Novo recurso do Firefox no iOS bloqueia anúncios sem apps extras
Por Marcelo Fischer |
A Mozilla começou a testar um bloqueador de anúncios nativo no Firefox para iOS. A ferramenta filtra publicidade diretamente na camada de rede, antes que os anúncios cheguem a carregar na tela, sem exigir a instalação de extensões de terceiros.
O recurso usa listas de filtros baseadas no EasyList, padrão adotado por bloqueadores de anúncios em todo o mundo. Com base nessas listas, o Firefox barra solicitações a redes de anúncios, exchanges publicitárias e seus rastreadores conhecidos.
Pop-ups e overlays em vídeo também entram no escopo do bloqueio.
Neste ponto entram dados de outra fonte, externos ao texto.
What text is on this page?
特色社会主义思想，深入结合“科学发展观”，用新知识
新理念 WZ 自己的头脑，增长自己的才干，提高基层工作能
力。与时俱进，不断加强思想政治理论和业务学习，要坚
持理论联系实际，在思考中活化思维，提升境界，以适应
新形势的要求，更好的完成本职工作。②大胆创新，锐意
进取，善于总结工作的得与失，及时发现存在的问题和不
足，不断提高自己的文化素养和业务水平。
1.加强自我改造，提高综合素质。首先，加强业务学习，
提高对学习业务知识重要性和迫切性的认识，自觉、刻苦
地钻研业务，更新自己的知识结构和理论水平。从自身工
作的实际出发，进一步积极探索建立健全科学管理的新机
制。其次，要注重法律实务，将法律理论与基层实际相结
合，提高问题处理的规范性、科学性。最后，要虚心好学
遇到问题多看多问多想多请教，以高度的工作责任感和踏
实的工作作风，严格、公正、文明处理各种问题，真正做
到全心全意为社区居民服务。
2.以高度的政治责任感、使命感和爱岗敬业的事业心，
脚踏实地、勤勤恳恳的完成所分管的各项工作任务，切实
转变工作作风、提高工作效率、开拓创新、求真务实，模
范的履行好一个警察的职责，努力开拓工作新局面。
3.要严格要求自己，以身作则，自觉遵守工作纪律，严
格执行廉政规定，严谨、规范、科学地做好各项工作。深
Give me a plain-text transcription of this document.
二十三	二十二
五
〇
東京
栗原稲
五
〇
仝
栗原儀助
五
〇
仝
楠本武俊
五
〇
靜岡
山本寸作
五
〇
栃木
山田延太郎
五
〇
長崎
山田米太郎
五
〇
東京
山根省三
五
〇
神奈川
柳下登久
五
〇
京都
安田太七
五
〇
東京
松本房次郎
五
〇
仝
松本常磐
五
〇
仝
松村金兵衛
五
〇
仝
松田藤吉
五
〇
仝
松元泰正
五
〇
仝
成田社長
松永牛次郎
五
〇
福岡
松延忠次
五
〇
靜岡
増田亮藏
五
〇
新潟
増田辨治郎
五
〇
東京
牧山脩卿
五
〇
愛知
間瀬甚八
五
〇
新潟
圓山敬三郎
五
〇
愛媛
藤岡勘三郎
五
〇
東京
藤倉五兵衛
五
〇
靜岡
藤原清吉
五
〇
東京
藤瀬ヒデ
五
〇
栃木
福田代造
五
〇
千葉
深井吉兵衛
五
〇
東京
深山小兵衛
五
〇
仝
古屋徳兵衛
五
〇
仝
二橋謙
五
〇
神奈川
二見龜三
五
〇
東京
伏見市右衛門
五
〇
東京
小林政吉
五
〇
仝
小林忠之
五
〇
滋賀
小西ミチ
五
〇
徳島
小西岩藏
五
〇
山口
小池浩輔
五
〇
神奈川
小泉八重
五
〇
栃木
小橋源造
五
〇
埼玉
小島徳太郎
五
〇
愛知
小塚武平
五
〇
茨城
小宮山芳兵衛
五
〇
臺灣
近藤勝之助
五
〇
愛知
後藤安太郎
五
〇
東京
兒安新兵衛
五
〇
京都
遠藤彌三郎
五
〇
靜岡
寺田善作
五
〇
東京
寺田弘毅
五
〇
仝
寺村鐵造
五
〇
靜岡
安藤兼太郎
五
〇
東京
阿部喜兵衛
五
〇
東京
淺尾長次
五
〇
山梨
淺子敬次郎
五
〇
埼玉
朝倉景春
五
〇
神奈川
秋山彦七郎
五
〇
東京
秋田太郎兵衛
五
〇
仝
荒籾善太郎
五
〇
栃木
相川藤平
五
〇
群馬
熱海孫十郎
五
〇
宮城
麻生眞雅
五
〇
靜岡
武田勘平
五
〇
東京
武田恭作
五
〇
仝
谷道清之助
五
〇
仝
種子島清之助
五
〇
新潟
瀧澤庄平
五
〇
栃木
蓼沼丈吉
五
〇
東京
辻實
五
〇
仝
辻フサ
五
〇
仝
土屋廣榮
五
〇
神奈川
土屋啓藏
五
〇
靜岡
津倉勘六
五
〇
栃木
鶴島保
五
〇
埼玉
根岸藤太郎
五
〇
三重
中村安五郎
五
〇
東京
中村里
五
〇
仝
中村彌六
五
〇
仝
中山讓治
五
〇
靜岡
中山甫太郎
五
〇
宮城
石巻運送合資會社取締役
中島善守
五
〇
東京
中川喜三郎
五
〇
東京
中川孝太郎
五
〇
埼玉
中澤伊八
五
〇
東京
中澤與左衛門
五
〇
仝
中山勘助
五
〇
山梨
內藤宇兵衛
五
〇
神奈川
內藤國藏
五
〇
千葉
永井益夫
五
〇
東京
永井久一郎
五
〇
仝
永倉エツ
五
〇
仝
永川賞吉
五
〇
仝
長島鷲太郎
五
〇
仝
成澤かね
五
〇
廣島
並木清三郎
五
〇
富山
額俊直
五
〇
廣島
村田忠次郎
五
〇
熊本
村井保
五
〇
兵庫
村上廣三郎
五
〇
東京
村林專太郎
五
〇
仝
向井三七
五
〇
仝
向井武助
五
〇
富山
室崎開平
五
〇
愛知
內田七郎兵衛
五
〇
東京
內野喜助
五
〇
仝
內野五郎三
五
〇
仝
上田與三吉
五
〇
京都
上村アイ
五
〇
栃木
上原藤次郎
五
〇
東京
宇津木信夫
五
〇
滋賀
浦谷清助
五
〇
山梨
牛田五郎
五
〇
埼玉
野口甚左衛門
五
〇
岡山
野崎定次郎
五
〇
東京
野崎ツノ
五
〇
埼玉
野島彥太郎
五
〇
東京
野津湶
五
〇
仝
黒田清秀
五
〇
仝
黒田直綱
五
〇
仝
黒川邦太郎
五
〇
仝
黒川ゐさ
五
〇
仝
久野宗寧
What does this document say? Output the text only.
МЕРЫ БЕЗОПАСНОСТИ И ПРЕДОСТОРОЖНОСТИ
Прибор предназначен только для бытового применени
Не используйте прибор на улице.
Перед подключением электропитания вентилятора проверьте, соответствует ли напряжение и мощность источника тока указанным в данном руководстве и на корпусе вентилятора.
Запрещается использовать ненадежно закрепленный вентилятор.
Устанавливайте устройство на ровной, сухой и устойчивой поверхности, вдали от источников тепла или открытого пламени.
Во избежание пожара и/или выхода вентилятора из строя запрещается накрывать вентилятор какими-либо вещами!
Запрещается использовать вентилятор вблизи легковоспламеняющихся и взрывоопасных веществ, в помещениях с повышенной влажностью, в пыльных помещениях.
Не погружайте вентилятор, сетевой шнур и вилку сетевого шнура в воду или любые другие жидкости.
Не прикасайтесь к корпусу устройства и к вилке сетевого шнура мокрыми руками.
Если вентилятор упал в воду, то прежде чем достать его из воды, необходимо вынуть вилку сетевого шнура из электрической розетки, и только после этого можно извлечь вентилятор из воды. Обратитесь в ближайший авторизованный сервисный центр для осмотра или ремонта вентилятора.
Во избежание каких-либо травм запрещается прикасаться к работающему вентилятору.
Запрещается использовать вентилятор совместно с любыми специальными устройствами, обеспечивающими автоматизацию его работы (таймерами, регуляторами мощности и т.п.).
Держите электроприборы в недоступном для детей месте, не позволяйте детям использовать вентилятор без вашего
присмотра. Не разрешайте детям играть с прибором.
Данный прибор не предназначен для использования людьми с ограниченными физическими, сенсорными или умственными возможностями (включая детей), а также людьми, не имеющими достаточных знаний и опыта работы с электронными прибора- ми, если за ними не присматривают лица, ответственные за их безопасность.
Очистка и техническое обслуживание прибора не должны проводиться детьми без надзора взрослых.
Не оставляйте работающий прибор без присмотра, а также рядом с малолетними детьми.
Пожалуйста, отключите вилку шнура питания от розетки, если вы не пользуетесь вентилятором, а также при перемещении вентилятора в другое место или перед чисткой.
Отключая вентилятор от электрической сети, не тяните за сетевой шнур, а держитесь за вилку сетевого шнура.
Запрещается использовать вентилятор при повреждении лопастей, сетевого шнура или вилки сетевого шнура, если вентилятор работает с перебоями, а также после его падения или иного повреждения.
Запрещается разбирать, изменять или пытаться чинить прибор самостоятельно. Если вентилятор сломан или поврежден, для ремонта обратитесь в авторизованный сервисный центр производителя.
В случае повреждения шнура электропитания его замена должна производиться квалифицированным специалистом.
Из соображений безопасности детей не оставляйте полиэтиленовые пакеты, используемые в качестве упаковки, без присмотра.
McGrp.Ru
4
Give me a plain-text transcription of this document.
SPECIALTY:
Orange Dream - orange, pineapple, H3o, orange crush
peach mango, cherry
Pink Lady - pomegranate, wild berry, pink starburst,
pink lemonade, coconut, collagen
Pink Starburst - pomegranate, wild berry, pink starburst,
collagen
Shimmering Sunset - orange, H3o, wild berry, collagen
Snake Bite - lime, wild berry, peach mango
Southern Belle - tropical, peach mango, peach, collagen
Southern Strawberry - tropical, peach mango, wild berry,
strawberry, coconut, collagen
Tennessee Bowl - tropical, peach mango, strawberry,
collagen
A função é distinta da Enhanced Tracking Protection, recurso de privacidade já existente no navegador e ativado por padrão, focado em rastreadores e não na aparência visual dos anúncios.
Para ativar o bloqueador, é preciso acessar o menu do aplicativo, entrar em Configurações e navegar até Navegação > Conteúdo. Também é possível ligar ou desligar a função para uma aba específica pelo menu do site, sem alterar a configuração geral.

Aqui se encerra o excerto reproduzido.